To determine if a d-dimer assay (Simplify D-dimer; Agen Biomedical; Brisbane, Australia) can reliably exclude pulmonary embolism (PE) by producing a posttest probability of PE < 1% in low-risk, symptomatic emergency department (ED) patients. Hemodynamically stable patients were evaluated for PE using a structured d-dimer-centered protocol; d-dimer testing was performed prior to imaging. Prior to testing, physicians completed an electronic data form that included their unstructured clinical estimate for the pretest probability of PE (< 15%, 15 to 40%, or > 40%) and the elements of the Charlotte rule and Canadian score for PE. Criterion standard was selective use of pulmonary vascular imaging and 90-day follow-up.

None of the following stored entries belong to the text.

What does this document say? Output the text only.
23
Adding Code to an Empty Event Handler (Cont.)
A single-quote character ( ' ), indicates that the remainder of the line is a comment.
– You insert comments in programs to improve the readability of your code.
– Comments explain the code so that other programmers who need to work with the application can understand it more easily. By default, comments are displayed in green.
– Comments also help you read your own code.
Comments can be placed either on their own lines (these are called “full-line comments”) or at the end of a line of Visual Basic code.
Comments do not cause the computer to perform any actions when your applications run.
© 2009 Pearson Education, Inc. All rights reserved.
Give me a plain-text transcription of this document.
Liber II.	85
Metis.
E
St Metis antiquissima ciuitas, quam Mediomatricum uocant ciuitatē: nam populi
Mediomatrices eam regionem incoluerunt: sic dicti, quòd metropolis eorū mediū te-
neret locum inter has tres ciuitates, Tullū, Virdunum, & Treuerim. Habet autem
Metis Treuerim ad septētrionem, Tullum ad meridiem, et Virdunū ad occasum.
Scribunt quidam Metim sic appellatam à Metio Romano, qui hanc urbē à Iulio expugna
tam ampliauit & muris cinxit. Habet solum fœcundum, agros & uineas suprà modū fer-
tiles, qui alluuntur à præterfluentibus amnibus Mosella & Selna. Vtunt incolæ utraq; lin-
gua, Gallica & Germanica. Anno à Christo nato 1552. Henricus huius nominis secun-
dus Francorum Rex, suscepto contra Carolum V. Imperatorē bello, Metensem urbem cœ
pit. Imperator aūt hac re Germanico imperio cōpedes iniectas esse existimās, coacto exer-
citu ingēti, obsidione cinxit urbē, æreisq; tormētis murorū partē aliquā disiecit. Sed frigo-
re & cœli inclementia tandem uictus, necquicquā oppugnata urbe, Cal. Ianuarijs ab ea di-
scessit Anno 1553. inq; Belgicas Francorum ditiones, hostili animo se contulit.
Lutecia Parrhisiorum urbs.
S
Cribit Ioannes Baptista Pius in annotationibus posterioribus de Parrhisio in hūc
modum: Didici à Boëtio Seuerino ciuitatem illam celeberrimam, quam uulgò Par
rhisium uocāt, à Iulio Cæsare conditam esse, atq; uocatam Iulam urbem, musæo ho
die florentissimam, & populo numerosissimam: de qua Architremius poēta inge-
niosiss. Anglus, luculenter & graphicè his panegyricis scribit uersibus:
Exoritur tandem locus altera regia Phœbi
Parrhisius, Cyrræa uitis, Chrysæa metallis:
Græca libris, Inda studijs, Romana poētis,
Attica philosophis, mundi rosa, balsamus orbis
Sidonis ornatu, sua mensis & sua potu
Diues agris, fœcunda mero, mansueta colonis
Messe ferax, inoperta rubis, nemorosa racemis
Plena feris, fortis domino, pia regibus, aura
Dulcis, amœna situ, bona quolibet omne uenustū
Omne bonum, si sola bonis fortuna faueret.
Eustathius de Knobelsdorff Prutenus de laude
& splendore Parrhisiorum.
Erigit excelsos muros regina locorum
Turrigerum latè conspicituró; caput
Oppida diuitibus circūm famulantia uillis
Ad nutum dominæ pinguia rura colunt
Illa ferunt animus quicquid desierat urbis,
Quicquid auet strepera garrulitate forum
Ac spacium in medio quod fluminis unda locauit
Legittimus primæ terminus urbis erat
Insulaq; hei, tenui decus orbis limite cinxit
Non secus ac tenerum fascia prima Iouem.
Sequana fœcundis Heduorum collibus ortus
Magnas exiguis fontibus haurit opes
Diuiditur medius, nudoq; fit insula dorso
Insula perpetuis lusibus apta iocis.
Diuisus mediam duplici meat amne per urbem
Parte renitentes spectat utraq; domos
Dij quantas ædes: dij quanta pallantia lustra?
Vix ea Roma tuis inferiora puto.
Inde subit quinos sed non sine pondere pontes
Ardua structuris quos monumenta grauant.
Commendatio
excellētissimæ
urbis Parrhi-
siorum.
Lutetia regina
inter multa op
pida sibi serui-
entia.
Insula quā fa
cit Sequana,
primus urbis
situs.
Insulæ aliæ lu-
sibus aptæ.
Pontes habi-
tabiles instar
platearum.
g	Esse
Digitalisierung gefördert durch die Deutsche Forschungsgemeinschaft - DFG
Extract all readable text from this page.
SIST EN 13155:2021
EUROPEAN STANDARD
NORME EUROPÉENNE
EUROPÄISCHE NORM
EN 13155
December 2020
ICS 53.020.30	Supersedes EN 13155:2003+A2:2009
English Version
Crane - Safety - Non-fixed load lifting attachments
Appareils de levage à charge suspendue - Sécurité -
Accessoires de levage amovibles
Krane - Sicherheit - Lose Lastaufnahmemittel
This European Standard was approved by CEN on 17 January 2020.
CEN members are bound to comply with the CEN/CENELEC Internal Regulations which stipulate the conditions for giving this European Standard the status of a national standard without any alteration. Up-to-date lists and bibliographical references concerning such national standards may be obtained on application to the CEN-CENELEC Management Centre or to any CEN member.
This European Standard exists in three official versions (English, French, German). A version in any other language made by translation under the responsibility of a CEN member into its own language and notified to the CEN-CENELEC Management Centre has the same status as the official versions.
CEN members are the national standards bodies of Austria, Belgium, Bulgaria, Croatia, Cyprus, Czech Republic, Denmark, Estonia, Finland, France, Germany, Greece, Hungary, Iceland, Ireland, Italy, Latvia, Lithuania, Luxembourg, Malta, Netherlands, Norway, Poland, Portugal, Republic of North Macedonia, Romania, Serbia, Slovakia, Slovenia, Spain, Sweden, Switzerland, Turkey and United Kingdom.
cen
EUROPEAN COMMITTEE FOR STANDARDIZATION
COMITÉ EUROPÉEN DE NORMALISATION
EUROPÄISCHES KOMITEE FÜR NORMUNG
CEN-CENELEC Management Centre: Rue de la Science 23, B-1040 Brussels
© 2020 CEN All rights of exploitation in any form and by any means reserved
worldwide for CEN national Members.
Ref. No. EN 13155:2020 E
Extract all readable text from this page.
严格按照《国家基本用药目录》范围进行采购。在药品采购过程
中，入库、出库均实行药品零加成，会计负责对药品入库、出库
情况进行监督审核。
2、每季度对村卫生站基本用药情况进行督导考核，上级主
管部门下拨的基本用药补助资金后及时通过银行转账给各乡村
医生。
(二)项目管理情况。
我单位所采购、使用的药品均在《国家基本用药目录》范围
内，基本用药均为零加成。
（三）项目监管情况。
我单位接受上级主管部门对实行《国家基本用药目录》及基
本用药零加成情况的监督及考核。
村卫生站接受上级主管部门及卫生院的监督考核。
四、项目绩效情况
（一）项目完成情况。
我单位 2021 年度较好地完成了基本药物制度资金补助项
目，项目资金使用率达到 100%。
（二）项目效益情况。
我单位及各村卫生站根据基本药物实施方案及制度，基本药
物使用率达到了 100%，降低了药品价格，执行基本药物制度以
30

We enrolled 2,302 patients (mean age, 45 +/- 16 years [+/- SD]; 31% male); 108 patients received a diagnosis of PE (4.7%; 95% confidence interval [CI], 3.6 to 5.6%). The overall sensitivity and specificity of the d-dimer assay were 80.6% (95% CI, 71.8 to 87.5%) and 72.5% (95% CI, 70.6 to 74.4%), respectively. The negative likelihood ratio and negative predictive value were 0.27 (95% CI, 0.18 to 0.39) and 98.7% (95% CI, 98.0 to 99.1%), respectively. The posttest prevalence of PE among low-risk patients with negative d-dimer results was 0.7% (95% CI, 0.3 to 1.4%) for the unstructured estimate, 1.2% (95% CI, 0.7 to 2.0%) for the Canadian score, and 1.1% (95% CI, 0.6 to 1.7%) for the Charlotte rule. The Simplify D-dimer assay had moderate sensitivity and relatively high specificity for PE in low-risk ED patients. The combination of a physician's unstructured estimate of pretest probability of PE of < 15% and a negative d-dimer result produced a posttest probability of PE of 0.7% (95% CI, 0.3 to 1.4%).